By Matthew Owens
Scientists have unearthed a new species of dinosaur, Leikupal laticauda, in Argentinian Patagonia that belongs to the same family as Diplodocus. The discovery provides the youngest record of a Diplodocid anywhere on earth and is the first found in South America.
Until now, scientists had thought that an extinction event around the time of the Jurrassic/Cretaceous boundary (144 million years ago) led to the demise of the dinosaurs. But new research suggests that Diplodocids roamed the earth for much longer.
Diplodocids had their heyday in the Jurassic period (between 144 and 200 million years ago) with numerous species found in North America, the Iberian Peninsula, and even in the southern hemisphere (Africa). But there was little sign of the Sauropods after this point. At the end of the Jurassic period they appeared to have suffered global extinction, yet the new study, published today in the online journal PLOS ONE, suggests that they lived on in South America.
“Although Patagonia is famous for its dinosaurs, most of them come from the Upper Cretaceous period, and a few from the Late Lower Cretaceous. This is the first dinosaur from the Early Lower Cretaceous in Patagonia.”, explains lead author Dr Pablo Gallina from Universidad Maimónides in Argentina.
“This Sauropod dinosaur belongs to the Diplodocidae, a family found in North America, Europe and Africa. This is the first record of this entire family for South America. Moreover, members of this family of Sauropods were never found in Cretaceous strata, so this finding shows the survival of this group in Cretaceous times.”
Partly funded by proceeds from the film Jurassic Park, the study is the culmination of several years of fieldwork. The remains were initially discovered on a 2010 dig in the Neuquén Basin, in Argentinian Patagonia. Dr Gallina describes the find: “A few hours after starting, a site was discovered with bones very damaged by erosion… In other circumstances we wouldn’t have collected them, but the search didn’t throw up any new sites with bones, so a little reluctantly, we worked on the fossil site in the dim hope that below the many disintegrated bones some in better shape would appear.” Two visits later bones encased in plaster started to amass in Neuquen’s Museo Bachmann de Villa El Chocón.
The researchers were able to diagnose a new species by inspecting bones along the tail and comparing them with other known specimens. “It has unique characteristics in the vertebrae of the tail that portray a Sauropod with a wide-based tail with a strong musculature, allowing it remarkable control and fortitud.” said Gallina.
At just nine metres long, the new dinosaur is the smallest member of the Diplodocid family but despite its modest size it was able to very effectively defend itself from predators. The wide vertebrae and air pockets in the bones lent it a devastating whipping tail, one more powerful than any of its relatives. The species was named Leikupal laticauda by South American researchers after the Mapuche Native American words for vanishing (lein) and family (kupal) and the latin for ‘wide tail’.
Commenting on the finding, Dr Paul Barrett from the Natural History Museum in London said, “Leikupal is an interesting and welcome surprise.

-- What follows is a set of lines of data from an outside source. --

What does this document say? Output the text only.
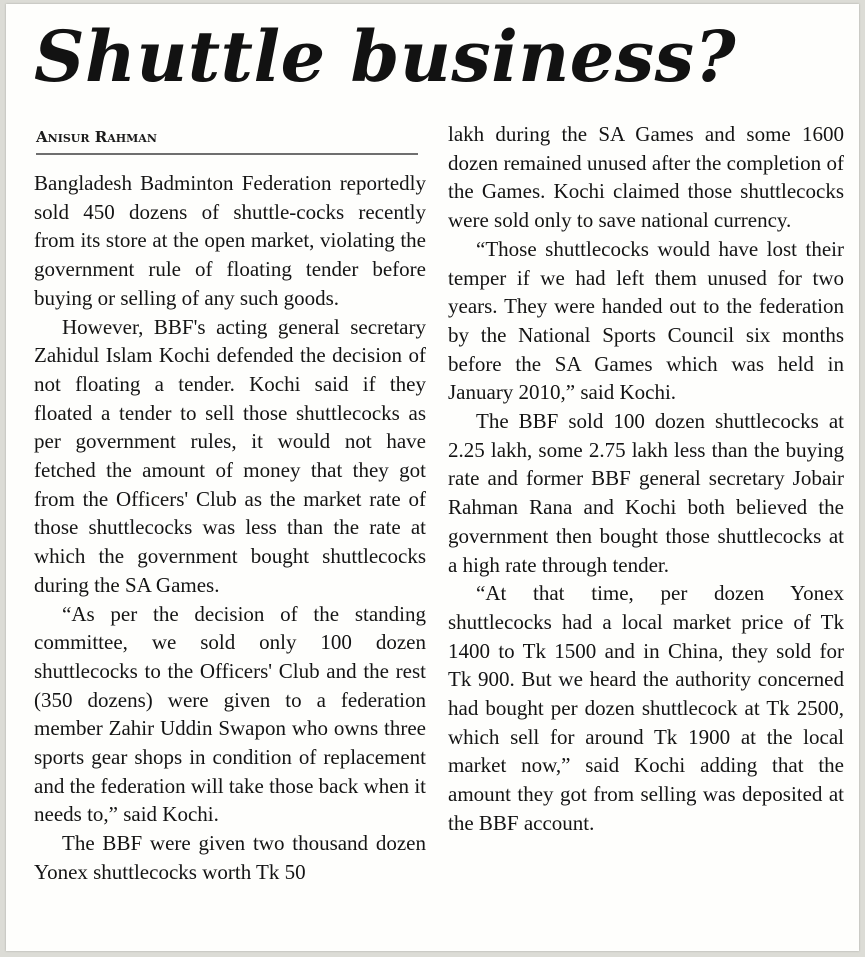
Shuttle business?
Anisur Rahman

Bangladesh Badminton Federation reportedly sold 450 dozens of shuttle-cocks recently from its store at the open market, violating the government rule of floating tender before buying or selling of any such goods.

However, BBF's acting general secretary Zahidul Islam Kochi defended the decision of not floating a tender. Kochi said if they floated a tender to sell those shuttlecocks as per government rules, it would not have fetched the amount of money that they got from the Officers' Club as the market rate of those shuttlecocks was less than the rate at which the government bought shuttlecocks during the SA Games.

“As per the decision of the standing committee, we sold only 100 dozen shuttlecocks to the Officers' Club and the rest (350 dozens) were given to a federation member Zahir Uddin Swapon who owns three sports gear shops in condition of replacement and the federation will take those back when it needs to,” said Kochi.

The BBF were given two thousand dozen Yonex shuttlecocks worth Tk 50

lakh during the SA Games and some 1600 dozen remained unused after the completion of the Games. Kochi claimed those shuttlecocks were sold only to save national currency.

“Those shuttlecocks would have lost their temper if we had left them unused for two years. They were handed out to the federation by the National Sports Council six months before the SA Games which was held in January 2010,” said Kochi.

The BBF sold 100 dozen shuttlecocks at 2.25 lakh, some 2.75 lakh less than the buying rate and former BBF general secretary Jobair Rahman Rana and Kochi both believed the government then bought those shuttlecocks at a high rate through tender.

“At that time, per dozen Yonex shuttlecocks had a local market price of Tk 1400 to Tk 1500 and in China, they sold for Tk 900. But we heard the authority concerned had bought per dozen shuttlecock at Tk 2500, which sell for around Tk 1900 at the local market now,” said Kochi adding that the amount they got from selling was deposited at the BBF account.
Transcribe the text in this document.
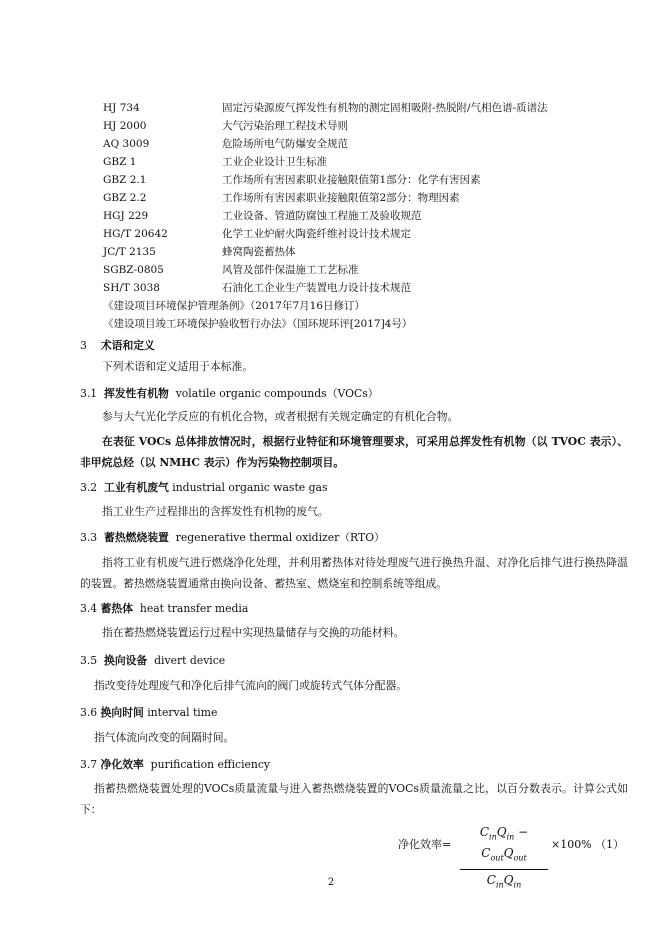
HJ 734	固定污染源废气挥发性有机物的测定固相吸附-热脱附/气相色谱-质谱法
HJ 2000	大气污染治理工程技术导则
AQ 3009	危险场所电气防爆安全规范
GBZ 1	工业企业设计卫生标准
GBZ 2.1	工作场所有害因素职业接触限值第1部分：化学有害因素
GBZ 2.2	工作场所有害因素职业接触限值第2部分：物理因素
HGJ 229	工业设备、管道防腐蚀工程施工及验收规范
HG/T 20642	化学工业炉耐火陶瓷纤维衬设计技术规定
JC/T 2135	蜂窝陶瓷蓄热体
SGBZ-0805	风管及部件保温施工工艺标准
SH/T 3038	石油化工企业生产装置电力设计技术规范
《建设项目环境保护管理条例》（2017年7月16日修订）
《建设项目竣工环境保护验收暂行办法》（国环规环评[2017]4号）
3 术语和定义
下列术语和定义适用于本标准。
3.1 挥发性有机物 volatile organic compounds（VOCs）
参与大气光化学反应的有机化合物，或者根据有关规定确定的有机化合物。
在表征 VOCs 总体排放情况时，根据行业特征和环境管理要求，可采用总挥发性有机物（以 TVOC 表示）、非甲烷总烃（以 NMHC 表示）作为污染物控制项目。
3.2 工业有机废气 industrial organic waste gas
指工业生产过程排出的含挥发性有机物的废气。
3.3 蓄热燃烧装置 regenerative thermal oxidizer（RTO）
指将工业有机废气进行燃烧净化处理，并利用蓄热体对待处理废气进行换热升温、对净化后排气进行换热降温的装置。蓄热燃烧装置通常由换向设备、蓄热室、燃烧室和控制系统等组成。
3.4 蓄热体 heat transfer media
指在蓄热燃烧装置运行过程中实现热量储存与交换的功能材料。
3.5 换向设备 divert device
指改变待处理废气和净化后排气流向的阀门或旋转式气体分配器。
3.6 换向时间 interval time
指气体流向改变的间隔时间。
3.7 净化效率 purification efficiency
指蓄热燃烧装置处理的VOCs质量流量与进入蓄热燃烧装置的VOCs质量流量之比，以百分数表示。计算公式如下：
净化效率=
$C_{in}Q_{in} - C_{out}Q_{out}$
$C_{in}Q_{in}$
×100% （1）
2
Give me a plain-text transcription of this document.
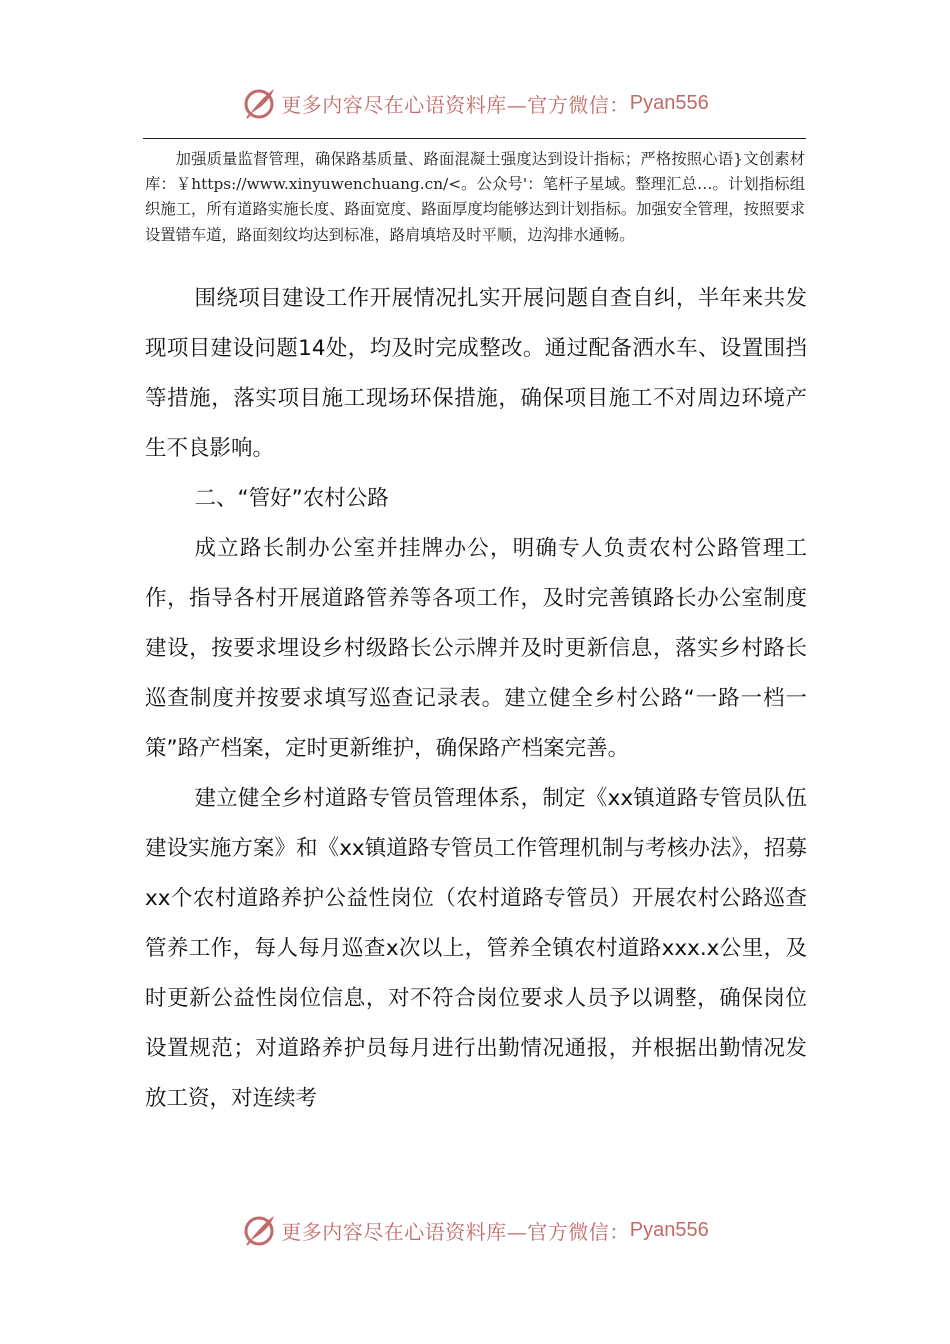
更多内容尽在心语资料库—官方微信： Pyan556

加强质量监督管理，确保路基质量、路面混凝土强度达到设计指标；严格按照心语}文创素材库：￥https://www.xinyuwenchuang.cn/<。公众号'：笔杆子星域。整理汇总…。计划指标组织施工，所有道路实施长度、路面宽度、路面厚度均能够达到计划指标。加强安全管理，按照要求设置错车道，路面刻纹均达到标准，路肩填培及时平顺，边沟排水通畅。

围绕项目建设工作开展情况扎实开展问题自查自纠，半年来共发现项目建设问题14处，均及时完成整改。通过配备洒水车、设置围挡等措施，落实项目施工现场环保措施，确保项目施工不对周边环境产生不良影响。

二、“管好”农村公路

成立路长制办公室并挂牌办公，明确专人负责农村公路管理工作，指导各村开展道路管养等各项工作，及时完善镇路长办公室制度建设，按要求埋设乡村级路长公示牌并及时更新信息，落实乡村路长巡查制度并按要求填写巡查记录表。建立健全乡村公路“一路一档一策”路产档案，定时更新维护，确保路产档案完善。

建立健全乡村道路专管员管理体系，制定《xx镇道路专管员队伍建设实施方案》和《xx镇道路专管员工作管理机制与考核办法》，招募xx个农村道路养护公益性岗位（农村道路专管员）开展农村公路巡查管养工作，每人每月巡查x次以上，管养全镇农村道路xxx.x公里，及时更新公益性岗位信息，对不符合岗位要求人员予以调整，确保岗位设置规范；对道路养护员每月进行出勤情况通报，并根据出勤情况发放工资，对连续考

更多内容尽在心语资料库—官方微信： Pyan556
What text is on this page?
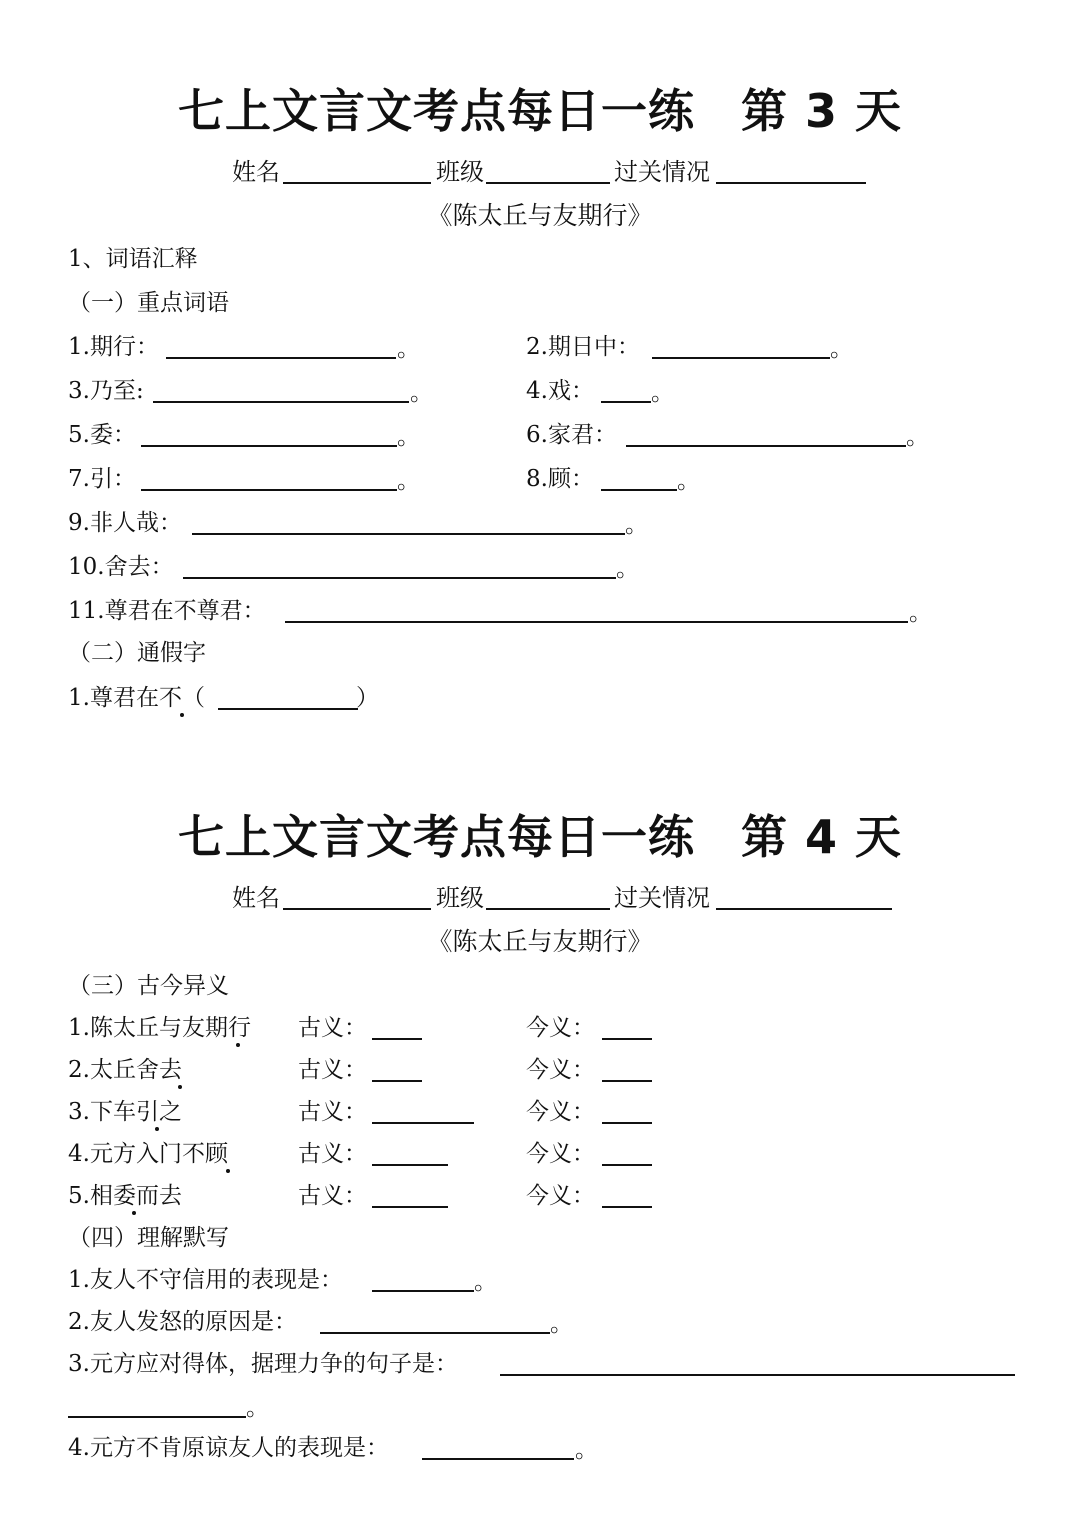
七上文言文考点每日一练 第 3 天
姓名	班级	过关情况
《陈太丘与友期行》
1、词语汇释
（一）重点词语
1.期行：	。	2.期日中：	。
3.乃至:	。	4.戏： 。
5.委：	。	6.家君：	。
7.引：	。	8.顾：	。
9.非人哉：	。
10.舍去：	。
11.尊君在不尊君：	。
（二）通假字
1.尊君在不（	）
七上文言文考点每日一练 第 4 天
姓名	班级	过关情况
《陈太丘与友期行》
（三）古今异义
1.陈太丘与友期行 古义：	今义：
2.太丘舍去	古义：	今义：
3.下车引之	古义：	今义：
4.元方入门不顾	古义：	今义：
5.相委而去	古义：	今义：
（四）理解默写
1.友人不守信用的表现是：	。
2.友人发怒的原因是：	。
3.元方应对得体，据理力争的句子是：
。
4.元方不肯原谅友人的表现是：	。
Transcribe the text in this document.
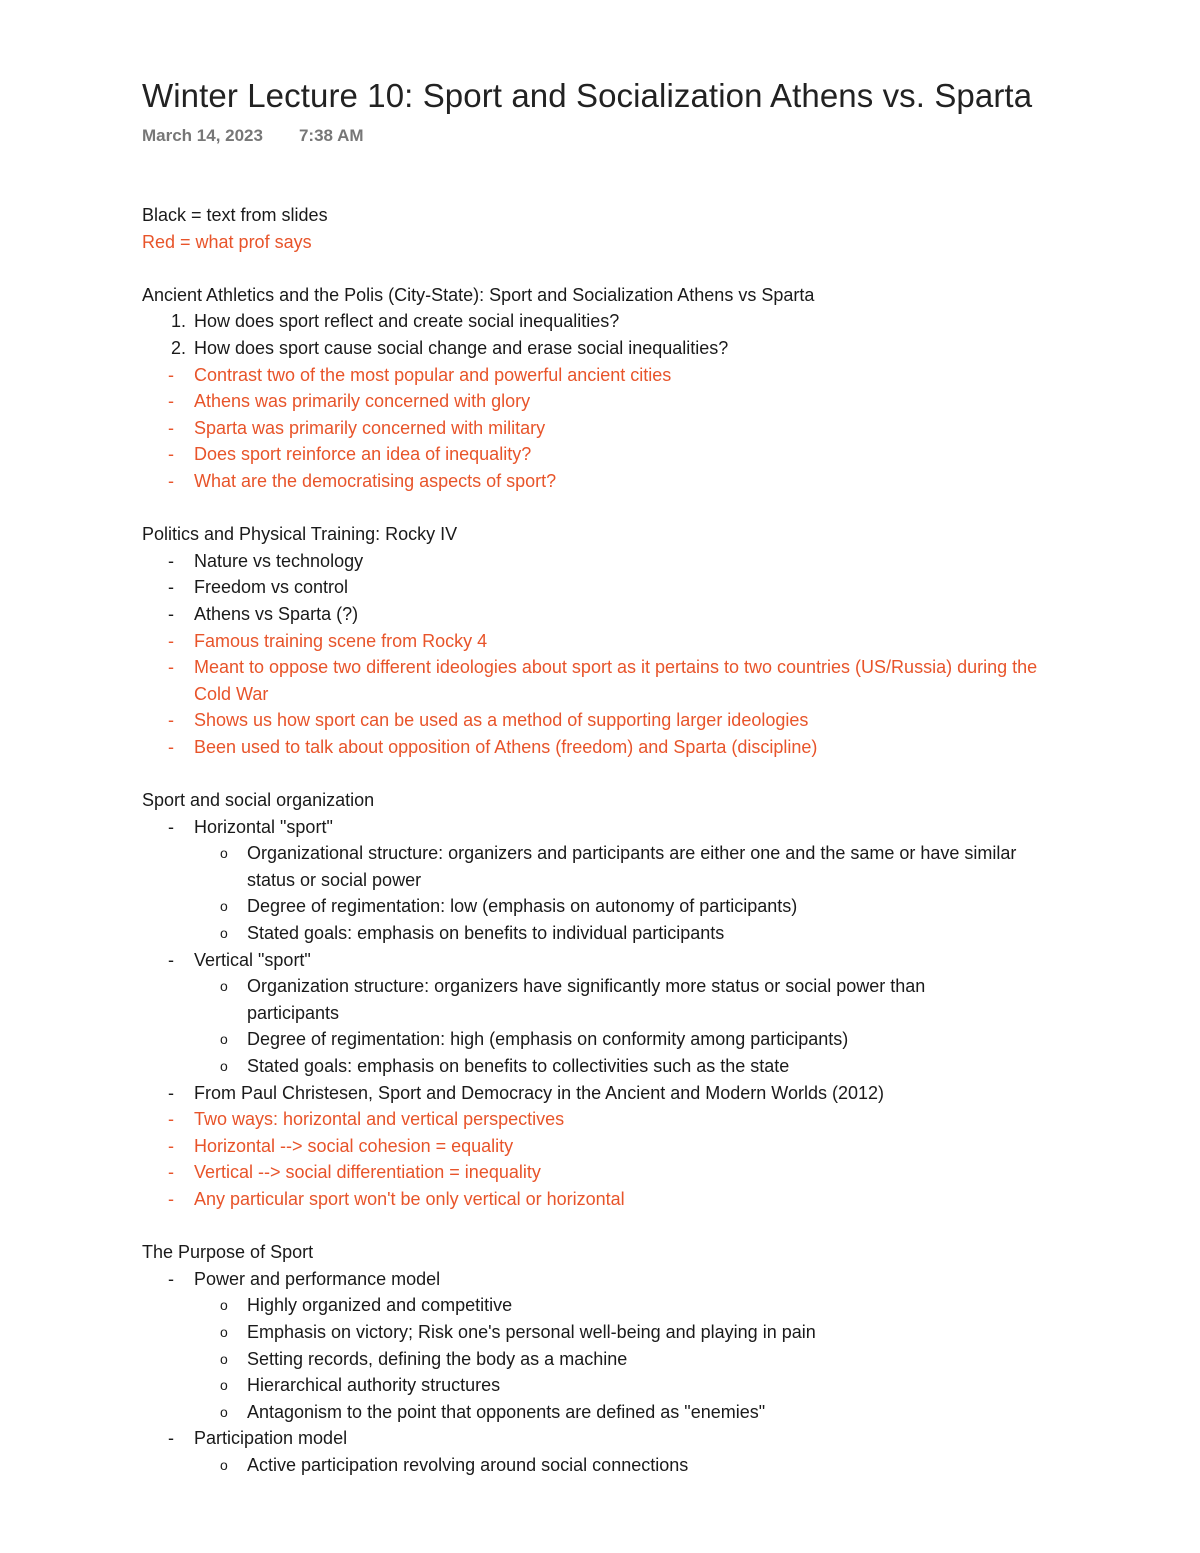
Winter Lecture 10: Sport and Socialization Athens vs. Sparta
March 14, 2023 7:38 AM
Black = text from slides
Red = what prof says
Ancient Athletics and the Polis (City-State): Sport and Socialization Athens vs Sparta
1. How does sport reflect and create social inequalities?
2. How does sport cause social change and erase social inequalities?
- Contrast two of the most popular and powerful ancient cities
- Athens was primarily concerned with glory
- Sparta was primarily concerned with military
- Does sport reinforce an idea of inequality?
- What are the democratising aspects of sport?
Politics and Physical Training: Rocky IV
- Nature vs technology
- Freedom vs control
- Athens vs Sparta (?)
- Famous training scene from Rocky 4
- Meant to oppose two different ideologies about sport as it pertains to two countries (US/Russia) during the Cold War
- Shows us how sport can be used as a method of supporting larger ideologies
- Been used to talk about opposition of Athens (freedom) and Sparta (discipline)
Sport and social organization
- Horizontal "sport"
o Organizational structure: organizers and participants are either one and the same or have similar status or social power
o Degree of regimentation: low (emphasis on autonomy of participants)
o Stated goals: emphasis on benefits to individual participants
- Vertical "sport"
o Organization structure: organizers have significantly more status or social power than participants
o Degree of regimentation: high (emphasis on conformity among participants)
o Stated goals: emphasis on benefits to collectivities such as the state
- From Paul Christesen, Sport and Democracy in the Ancient and Modern Worlds (2012)
- Two ways: horizontal and vertical perspectives
- Horizontal --> social cohesion = equality
- Vertical --> social differentiation = inequality
- Any particular sport won't be only vertical or horizontal
The Purpose of Sport
- Power and performance model
o Highly organized and competitive
o Emphasis on victory; Risk one's personal well-being and playing in pain
o Setting records, defining the body as a machine
o Hierarchical authority structures
o Antagonism to the point that opponents are defined as "enemies"
- Participation model
o Active participation revolving around social connections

Finding a close relative of the same lineage that includes the iconic North American dinosaurs Diplodocus and Apatosaurus in South America is a little unexpected, especially as Leikupal occurs later in time than the other members of this particular dinosaur group. It helps to illustrate the fact that even when we think that we have a reasonable understanding of dinosaur distributions around the world, fieldwork and new discoveries can continue to have major effects on our views.”